(LifeSiteNews) — A federal government website offering resources to help women obtain abortions went dark on the first day of the second Trump administration in what pro-lifers are taking as a hopeful sign for the incoming Department of Health and Human Services (HHS).
Established in 2022 under former President Joe Biden, ReproductiveRights.gov was billed as providing “accurate and up-to-date information about access to and coverage of reproductive health care and resources” in the wake of the U.S. Supreme Court overturning Roe v. Wade, enabling states to set their own abortion regulations and even fully ban it if they so choose. It also offered a portal for submitting complaints to the HHS Office for Civil Rights (OCR) over “discriminatory restrictions on access to health care.”
Trump took the oath of office Monday, and within hours it was noticed that the website’s URL now redirects to an error screen. No one from the Trump administration has officially commented on the move, and CBS News reported that a request for comment went unanswered.
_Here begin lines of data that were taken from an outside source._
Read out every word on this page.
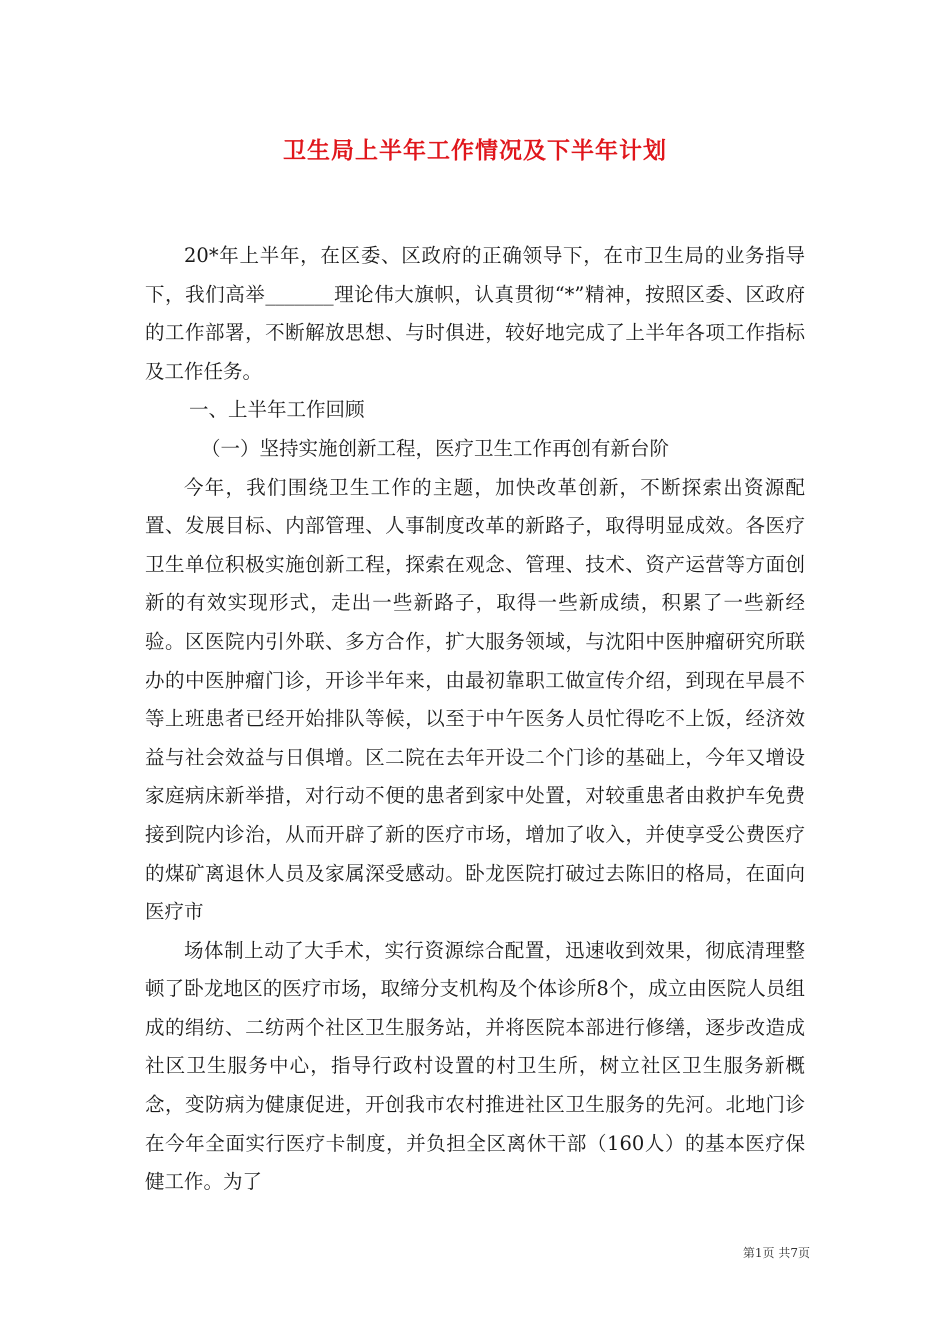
卫生局上半年工作情况及下半年计划

20*年上半年，在区委、区政府的正确领导下，在市卫生局的业务指导下，我们高举_______理论伟大旗帜，认真贯彻“*”精神，按照区委、区政府的工作部署，不断解放思想、与时俱进，较好地完成了上半年各项工作指标及工作任务。

一、上半年工作回顾

（一）坚持实施创新工程，医疗卫生工作再创有新台阶

今年，我们围绕卫生工作的主题，加快改革创新，不断探索出资源配置、发展目标、内部管理、人事制度改革的新路子，取得明显成效。各医疗卫生单位积极实施创新工程，探索在观念、管理、技术、资产运营等方面创新的有效实现形式，走出一些新路子，取得一些新成绩，积累了一些新经验。区医院内引外联、多方合作，扩大服务领域，与沈阳中医肿瘤研究所联办的中医肿瘤门诊，开诊半年来，由最初靠职工做宣传介绍，到现在早晨不等上班患者已经开始排队等候，以至于中午医务人员忙得吃不上饭，经济效益与社会效益与日俱增。区二院在去年开设二个门诊的基础上，今年又增设家庭病床新举措，对行动不便的患者到家中处置，对较重患者由救护车免费接到院内诊治，从而开辟了新的医疗市场，增加了收入，并使享受公费医疗的煤矿离退休人员及家属深受感动。卧龙医院打破过去陈旧的格局，在面向医疗市

场体制上动了大手术，实行资源综合配置，迅速收到效果，彻底清理整顿了卧龙地区的医疗市场，取缔分支机构及个体诊所8个，成立由医院人员组成的绢纺、二纺两个社区卫生服务站，并将医院本部进行修缮，逐步改造成社区卫生服务中心，指导行政村设置的村卫生所，树立社区卫生服务新概念，变防病为健康促进，开创我市农村推进社区卫生服务的先河。北地门诊在今年全面实行医疗卡制度，并负担全区离休干部（160人）的基本医疗保健工作。为了

第1页 共7页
Nevertheless, the move offers a small but hopeful window into just what shape the abortion policies of the second Trump administration will take. After the 2022 midterm elections, in which many pundits erroneously blamed Republican underperformance on the party’s long-held pro-life stand, Trump began a dramatic retreat from the pro-life record of his first term.
While continuing to take credit for his judicial nominees’ part in overturning Roe, Trump aggressively came out against federally banning abortion to the point of promising to veto any such bill that reached his desk, forced a rewrite of the Republican Party platform to remove its long-standing commitment to eventually banning abortion nationwide, boasted about making the GOP less “radical” on the issue, criticized multiple state pro-life laws for being “too tough,” proclaimed himself the “father” of embryo-destructive in vitro fertilization, and pledged to continue Biden’s non-prosecution of mailing abortion pills – all while assuming (correctly, as it turned out) that most pro-life voters would decide he was still preferable to radically pro-abortion Democratic nominee Kamala Harris.
Voters strongly rejected Democrats in 2024 despite their aggressive pro-abortion messaging that pro-lifers argue should be taken as a sign that Trump and the GOP hold firm to pro-life goals.
Since the election, Trump has given pro-lifers reason to hope for at least some positive changes on abortion policy, including statements that he will “look” at reinstating the Mexico City Policy against international abortion funding, reported commitments by his nominee for Secretary of Health and Human Services, Robert F. Kennedy Jr., to reinstate several pro-life policies of the first Trump HHS and hire pro-life subordinates (despite Kennedy’s own “pro-choice” position), and testimony by Attorney General nominee Pam Bondi that she will end the Biden Justice Department’s targeting of peaceful pro-life activists.